Thirty-four percent of financial services leaders say the biggest challenge when enhancing their digital customer experience derives from integrating new technology into legacy infrastructures. Many businesses cannot invest in new technology to improve digital experience, and those that can, still require time to implement them. A good starting point is to assess existing tools and utilise those capable of greater reach and ROI across the business.
An Alternative Route to Improved Agility
Despite inherent challenges, adopting a test-and-learn culture can be undertaken swiftly and with minimal resource investments. Fundamentally, successful transformation is built on a commitment to delivering holistic customer experiences and facilitating cross-team information sharing. In other words, it’s as much about the people and process as it is about the technology itself. Getting a ‘safe to experiment’ culture established, is the first step in utilising experimentation to its full potential.
Establish a “North Star”
Any successful journey towards an improved digital strategy begins with a dedicated North Star metric that’s shared across teams. The idea behind a North Star is to identify the project’s purpose and ambition, and what this means for each team that will be invested in the journey. Once established it will provide direction and alignment, helping teams to track their progress and measure impact, whilst establishing shared accountability. It’s also important that the North Star evolves alongside the project, as with all experimentation, the learnings discovered may alter the direction. The most successful of testing environments is one where the organisation remains on a holistic path to success, encouraging employees to share ideas, questions, insights, and learnings to reach their ultimate goal. The North Star is the light that guides this kind of iterative, agile strategy.

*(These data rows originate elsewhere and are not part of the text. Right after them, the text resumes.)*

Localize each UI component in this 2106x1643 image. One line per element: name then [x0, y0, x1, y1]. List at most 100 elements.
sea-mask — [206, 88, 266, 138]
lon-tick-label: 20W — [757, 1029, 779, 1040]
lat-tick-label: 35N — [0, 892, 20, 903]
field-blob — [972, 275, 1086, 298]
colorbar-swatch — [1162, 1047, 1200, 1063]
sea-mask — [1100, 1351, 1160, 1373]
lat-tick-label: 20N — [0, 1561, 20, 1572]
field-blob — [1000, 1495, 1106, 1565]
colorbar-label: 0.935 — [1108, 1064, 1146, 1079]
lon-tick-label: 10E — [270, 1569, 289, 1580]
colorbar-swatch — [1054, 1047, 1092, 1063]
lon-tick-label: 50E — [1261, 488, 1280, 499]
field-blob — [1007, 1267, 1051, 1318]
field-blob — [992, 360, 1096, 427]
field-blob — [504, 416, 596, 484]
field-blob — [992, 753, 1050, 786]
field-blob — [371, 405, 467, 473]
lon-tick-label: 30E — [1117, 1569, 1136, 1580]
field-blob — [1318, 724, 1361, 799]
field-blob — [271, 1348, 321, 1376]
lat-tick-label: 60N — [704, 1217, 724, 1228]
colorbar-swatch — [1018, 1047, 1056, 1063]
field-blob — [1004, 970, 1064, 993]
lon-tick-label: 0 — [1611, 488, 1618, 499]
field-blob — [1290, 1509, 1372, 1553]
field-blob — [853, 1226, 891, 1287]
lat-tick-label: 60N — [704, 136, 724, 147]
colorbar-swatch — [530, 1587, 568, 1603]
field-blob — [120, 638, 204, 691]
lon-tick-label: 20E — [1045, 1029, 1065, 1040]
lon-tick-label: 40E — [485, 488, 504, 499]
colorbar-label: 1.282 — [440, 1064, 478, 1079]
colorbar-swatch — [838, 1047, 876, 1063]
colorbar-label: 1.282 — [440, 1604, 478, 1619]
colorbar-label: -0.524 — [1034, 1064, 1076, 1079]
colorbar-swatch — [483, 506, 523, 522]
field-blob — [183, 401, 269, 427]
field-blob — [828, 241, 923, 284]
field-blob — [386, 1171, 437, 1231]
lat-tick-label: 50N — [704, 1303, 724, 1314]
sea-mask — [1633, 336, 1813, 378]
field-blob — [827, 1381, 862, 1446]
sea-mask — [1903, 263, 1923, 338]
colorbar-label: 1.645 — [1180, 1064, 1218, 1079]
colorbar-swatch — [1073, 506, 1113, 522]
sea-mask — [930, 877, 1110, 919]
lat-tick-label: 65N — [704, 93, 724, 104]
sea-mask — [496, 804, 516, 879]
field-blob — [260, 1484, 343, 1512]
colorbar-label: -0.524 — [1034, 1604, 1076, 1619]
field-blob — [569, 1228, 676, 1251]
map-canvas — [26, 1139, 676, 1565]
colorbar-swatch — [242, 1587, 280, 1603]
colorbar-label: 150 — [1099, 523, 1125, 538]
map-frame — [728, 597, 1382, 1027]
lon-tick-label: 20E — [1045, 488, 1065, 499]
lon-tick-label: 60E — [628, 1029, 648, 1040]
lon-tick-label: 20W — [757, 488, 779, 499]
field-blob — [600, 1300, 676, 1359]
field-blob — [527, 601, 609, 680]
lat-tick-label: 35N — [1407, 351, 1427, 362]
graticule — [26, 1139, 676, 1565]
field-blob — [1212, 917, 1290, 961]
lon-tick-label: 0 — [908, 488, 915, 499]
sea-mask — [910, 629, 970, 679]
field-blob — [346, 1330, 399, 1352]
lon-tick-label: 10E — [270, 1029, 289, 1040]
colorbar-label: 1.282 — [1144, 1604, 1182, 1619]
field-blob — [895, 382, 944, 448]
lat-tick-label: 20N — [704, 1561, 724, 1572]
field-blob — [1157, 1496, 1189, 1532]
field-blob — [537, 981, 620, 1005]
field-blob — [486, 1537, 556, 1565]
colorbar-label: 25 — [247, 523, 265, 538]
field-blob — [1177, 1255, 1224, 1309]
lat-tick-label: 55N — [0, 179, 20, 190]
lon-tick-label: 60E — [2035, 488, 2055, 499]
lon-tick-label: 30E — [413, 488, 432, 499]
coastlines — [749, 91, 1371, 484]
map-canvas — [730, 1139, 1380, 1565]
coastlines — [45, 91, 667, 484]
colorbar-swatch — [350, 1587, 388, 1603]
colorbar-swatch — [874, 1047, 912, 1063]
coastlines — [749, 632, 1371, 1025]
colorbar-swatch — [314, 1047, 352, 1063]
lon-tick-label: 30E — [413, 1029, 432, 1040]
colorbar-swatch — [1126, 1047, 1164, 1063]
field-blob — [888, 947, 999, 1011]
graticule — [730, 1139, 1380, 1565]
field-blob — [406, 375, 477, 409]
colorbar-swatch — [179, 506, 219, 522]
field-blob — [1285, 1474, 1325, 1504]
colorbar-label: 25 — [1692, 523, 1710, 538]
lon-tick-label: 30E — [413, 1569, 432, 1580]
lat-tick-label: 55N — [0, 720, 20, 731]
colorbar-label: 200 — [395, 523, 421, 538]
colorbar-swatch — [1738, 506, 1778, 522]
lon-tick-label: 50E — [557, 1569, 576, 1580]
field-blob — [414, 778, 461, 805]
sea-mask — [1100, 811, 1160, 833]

Create a Testing Center of Excellence
Testing teams are under constant pressure to reduce development time without compromising on quality. Investing in a Testing Centre of Excellence (TCoE) that can facilitate this process and ensure testing is maintained as a centralised service across the organisation, will provide all teams with a central point of contact. This core unit can help to standardise the testing processes, formalise metrics, and ensure the required tools, and expertise is provided to give the testing process the maximum chance of success, whilst also coordinating the learnings from any that are less successful. Implemented correctly, a TCoE will maximise the investment in testing, from the perspective of the people, processes, and technology used.
To remain competitive, forward-thinking organisations need to confront these test-and-learn challenges head-on. This will allow for continued discovery and enable financial institutions to not only keep pace with changing customer demands, but also uncover fresh opportunities to increase innovation and improve customer experience.